Warum brauchen wir Biodiversität?
Wir müssen Biodiversität als eine Art „Motor“ für wichtige ökosystemare Prozesse verstehen, z. B. für den Wuchs von Bäumen, die Neubildung von sauberem Grundwasser, die Bereitstellung von Nahrung oder die Speicherung von klimaschädlichem Kohlendioxid. Artenvielfalt und das Zusammenleben von ganz verschiedenen Pflanzen- und Tierarten sind eine unverzichtbare Voraussetzung dafür, dass Ökosysteme – einem Uhrwerk vergleichbar – „funktionieren“ und dass diese gegenüber Störungen oder Klimawandel stabilisiert werden, während ein kontinuierlicher Artenverlust dazu führen wird, dass die von uns Menschen zum Überleben notwendigen Ökosystem-Serviceleistungen abnehmen oder gar nicht mehr zustande kommen.
Was sind die größten Missverständnisse bzw. Mythen zu diesem Thema?
Wahrscheinlich fußen die größten Probleme im heutigen Umgang mit Ökosystemen und ihrer Biodiversität weniger auf Missverständnissen oder Mythen, sondern eher auf einer mangelnden Kenntnis um die Zusammenhänge zwischen Artenvielfalt und Ökosystem-Serviceleistungen sowie deren Bedeutung für gesellschaftlichem Wohlstand.
Welchen Einfluss hat die Klimaerwärmung auf die Biodiversität?

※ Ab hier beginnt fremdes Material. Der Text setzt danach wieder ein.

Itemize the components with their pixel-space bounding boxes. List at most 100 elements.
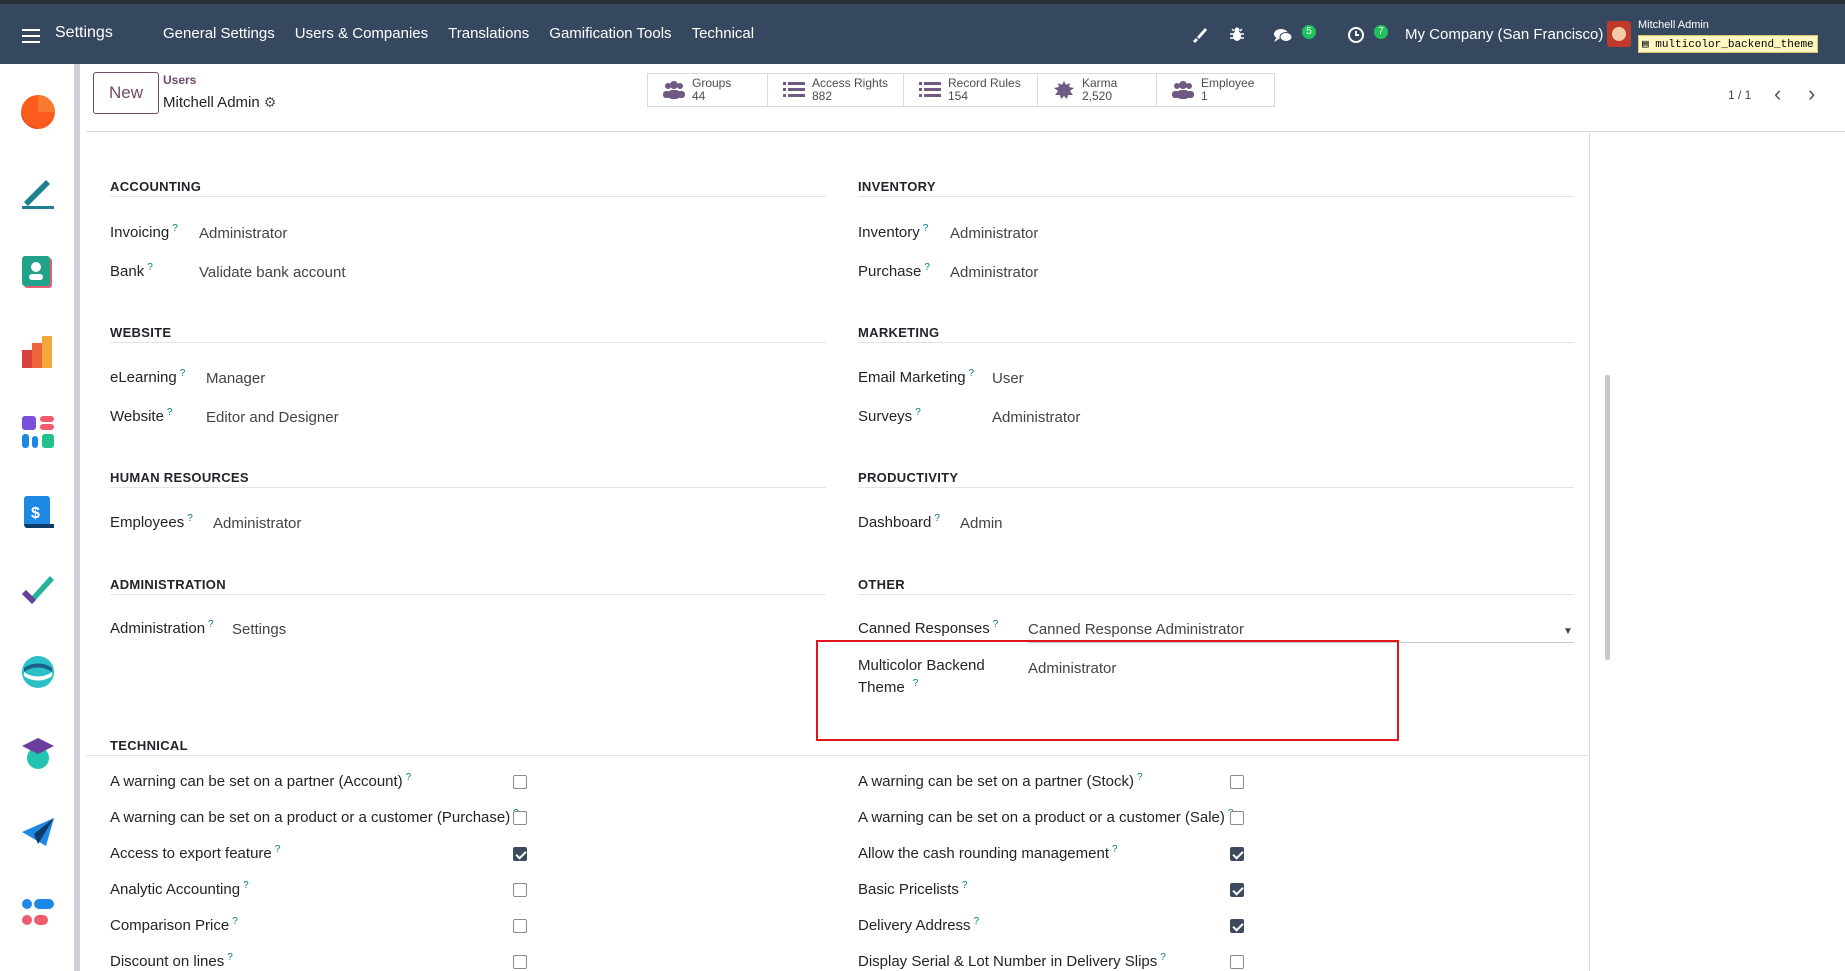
groups-smart-button[interactable]: Groups 44 — [648, 74, 768, 106]
messages-badge: 5 — [1302, 25, 1316, 39]
field-value-email-marketing[interactable]: User — [992, 370, 1024, 387]
help-tooltip-icon[interactable]: ? — [275, 844, 281, 855]
graduation-app-icon[interactable] — [20, 734, 56, 770]
help-tooltip-icon[interactable]: ? — [924, 262, 930, 273]
label-text: Discount on lines — [110, 953, 225, 970]
karma-smart-button[interactable]: Karma 2,520 — [1038, 74, 1157, 106]
tech-checkbox-comparison-price[interactable] — [513, 919, 527, 933]
section-divider — [858, 594, 1574, 595]
new-button[interactable]: New — [93, 72, 159, 114]
field-value-dashboard[interactable]: Admin — [960, 515, 1003, 532]
field-value-inventory[interactable]: Administrator — [950, 225, 1038, 242]
help-tooltip-icon[interactable]: ? — [406, 772, 412, 783]
help-tooltip-icon[interactable]: ? — [923, 223, 929, 234]
help-tooltip-icon[interactable]: ? — [1137, 772, 1143, 783]
field-value-website[interactable]: Editor and Designer — [206, 409, 339, 426]
employee-smart-button[interactable]: Employee 1 — [1157, 74, 1274, 106]
surveys-app-icon[interactable] — [20, 894, 56, 930]
sign-app-icon[interactable] — [20, 174, 56, 210]
tech-checkbox-warning-partner-stock[interactable] — [1230, 775, 1244, 789]
elearning-app-icon[interactable] — [20, 654, 56, 690]
menu-general-settings[interactable]: General Settings — [163, 25, 275, 42]
help-tooltip-icon[interactable]: ? — [1160, 952, 1166, 963]
tech-checkbox-warning-product-sale[interactable] — [1230, 811, 1244, 825]
field-value-canned-responses[interactable]: Canned Response Administrator — [1028, 621, 1244, 638]
chevron-left-icon[interactable]: ‹ — [1774, 81, 1781, 107]
field-label-administration: Administration? — [110, 619, 214, 637]
clock-icon[interactable] — [1347, 26, 1365, 44]
help-tooltip-icon[interactable]: ? — [934, 513, 940, 524]
label-text: Email Marketing — [858, 369, 966, 386]
app-name[interactable]: Settings — [55, 24, 113, 42]
menu-technical[interactable]: Technical — [692, 25, 755, 42]
menu-gamification-tools[interactable]: Gamification Tools — [549, 25, 671, 42]
field-value-bank[interactable]: Validate bank account — [199, 264, 346, 281]
bug-icon[interactable] — [1228, 26, 1246, 44]
help-tooltip-icon[interactable]: ? — [993, 619, 999, 630]
help-tooltip-icon[interactable]: ? — [915, 407, 921, 418]
tech-checkbox-serial-lot-delivery[interactable] — [1230, 955, 1244, 969]
help-tooltip-icon[interactable]: ? — [243, 880, 249, 891]
expenses-app-icon[interactable]: $ — [20, 494, 56, 530]
access-rights-smart-button[interactable]: Access Rights 882 — [768, 74, 904, 106]
help-tooltip-icon[interactable]: ? — [227, 952, 233, 963]
field-value-administration[interactable]: Settings — [232, 621, 286, 638]
tech-checkbox-discount-on-lines[interactable] — [513, 955, 527, 969]
tech-checkbox-warning-partner-account[interactable] — [513, 775, 527, 789]
user-avatar[interactable] — [1607, 21, 1631, 47]
activities-badge: 7 — [1374, 25, 1388, 39]
field-value-purchase[interactable]: Administrator — [950, 264, 1038, 281]
section-divider — [858, 487, 1574, 488]
tech-label-export-feature: Access to export feature? — [110, 844, 280, 862]
section-accounting-title: ACCOUNTING — [110, 179, 202, 194]
user-name[interactable]: Mitchell Admin — [1638, 19, 1709, 31]
help-tooltip-icon[interactable]: ? — [187, 513, 193, 524]
help-tooltip-icon[interactable]: ? — [969, 368, 975, 379]
tech-label-basic-pricelists: Basic Pricelists? — [858, 880, 967, 898]
caret-down-icon[interactable]: ▼ — [1563, 626, 1573, 637]
tech-checkbox-analytic-accounting[interactable] — [513, 883, 527, 897]
chevron-right-icon[interactable]: › — [1808, 81, 1815, 107]
help-tooltip-icon[interactable]: ? — [1112, 844, 1118, 855]
tech-checkbox-cash-rounding[interactable] — [1230, 847, 1244, 861]
company-switcher[interactable]: My Company (San Francisco) — [1405, 26, 1603, 43]
field-value-elearning[interactable]: Manager — [206, 370, 265, 387]
label-text: A warning can be set on a product or a c… — [110, 809, 511, 826]
help-tooltip-icon[interactable]: ? — [974, 916, 980, 927]
email-marketing-app-icon[interactable] — [20, 814, 56, 850]
tech-label-analytic-accounting: Analytic Accounting? — [110, 880, 249, 898]
help-tooltip-icon[interactable]: ? — [147, 262, 153, 273]
stat-label: Employee — [1201, 76, 1255, 90]
pager-value[interactable]: 1 / 1 — [1728, 88, 1751, 102]
scrollbar[interactable] — [1605, 375, 1610, 660]
help-tooltip-icon[interactable]: ? — [962, 880, 968, 891]
chat-icon[interactable] — [1272, 26, 1294, 44]
breadcrumb-users[interactable]: Users — [163, 73, 196, 87]
menu-users-companies[interactable]: Users & Companies — [295, 25, 428, 42]
field-value-employees[interactable]: Administrator — [213, 515, 301, 532]
help-tooltip-icon[interactable]: ? — [180, 368, 186, 379]
dashboards-app-icon[interactable] — [20, 414, 56, 450]
tech-checkbox-basic-pricelists[interactable] — [1230, 883, 1244, 897]
project-app-icon[interactable] — [20, 574, 56, 610]
record-rules-smart-button[interactable]: Record Rules 154 — [904, 74, 1038, 106]
field-value-invoicing[interactable]: Administrator — [199, 225, 287, 242]
help-tooltip-icon[interactable]: ? — [172, 223, 178, 234]
help-tooltip-icon[interactable]: ? — [232, 916, 238, 927]
section-inventory-title: INVENTORY — [858, 179, 936, 194]
tech-checkbox-warning-product-purchase[interactable] — [513, 811, 527, 825]
field-value-surveys[interactable]: Administrator — [992, 409, 1080, 426]
tech-checkbox-delivery-address[interactable] — [1230, 919, 1244, 933]
contacts-app-icon[interactable] — [20, 254, 56, 290]
gear-icon[interactable]: ⚙ — [264, 94, 277, 111]
help-tooltip-icon[interactable]: ? — [167, 407, 173, 418]
reporting-app-icon[interactable] — [20, 334, 56, 370]
help-tooltip-icon[interactable]: ? — [208, 619, 214, 630]
brush-icon[interactable] — [1190, 26, 1208, 44]
tech-checkbox-export-feature[interactable] — [513, 847, 527, 861]
menu-translations[interactable]: Translations — [448, 25, 529, 42]
users-icon — [662, 80, 686, 100]
apps-menu-icon[interactable] — [22, 29, 40, 43]
discuss-app-icon[interactable] — [20, 94, 56, 130]
stat-value: 882 — [812, 89, 833, 103]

Klimaveränderungen erweisen sich derzeit – neben einer Zerstörung und Übernutzung von Lebensräumen – als wichtigste Faktoren für eine weltweite Gefährdung von Arten. Dabei wissen wir heute, dass Artenvielfalt Ökosysteme gegenüber Klimawandel wie auch die von Ökosystemen für uns Menschen erbrachten Serviceleistungen stabilisieren. So zeigen jüngere Untersuchungen, dass artenreiche Wälder gegenüber Trockenereignissen oder Temperaturstress resistenter sind als artenarme. Und auch in der Landwirtschaft benötigen wir artenreiche Bestäubergemeinschaften, ohne die landwirtschaftliche Erträge für viele kommerziell genutzte Pflanzenarten kaum möglich oder zumindest erheblich geringer wären.
Ist es angesichts der durch die Klimaerwärmung sich rapide wandelnden Rahmenbedingungen überhaupt sinnvoll, Ökosysteme bewahren zu wollen?
Eine Bewahrung von Ökosystemen und ihrer Artenvielfalt gewinnt gerade angesichts solcher Veränderungen an besonderer Bedeutung. Würde es uns z. B. nicht gelingen, unsere heimischen Laubwälder und die für sie charakteristischen Baumarten auch unter sich ändernden Klimabedingungen zu erhalten, so würden wir mit diesen auch wichtige Serviceleistungen wie die Produktion von Holz, die Neubildung von Grundwasser oder die Speicherung von Kohlendioxid verlieren.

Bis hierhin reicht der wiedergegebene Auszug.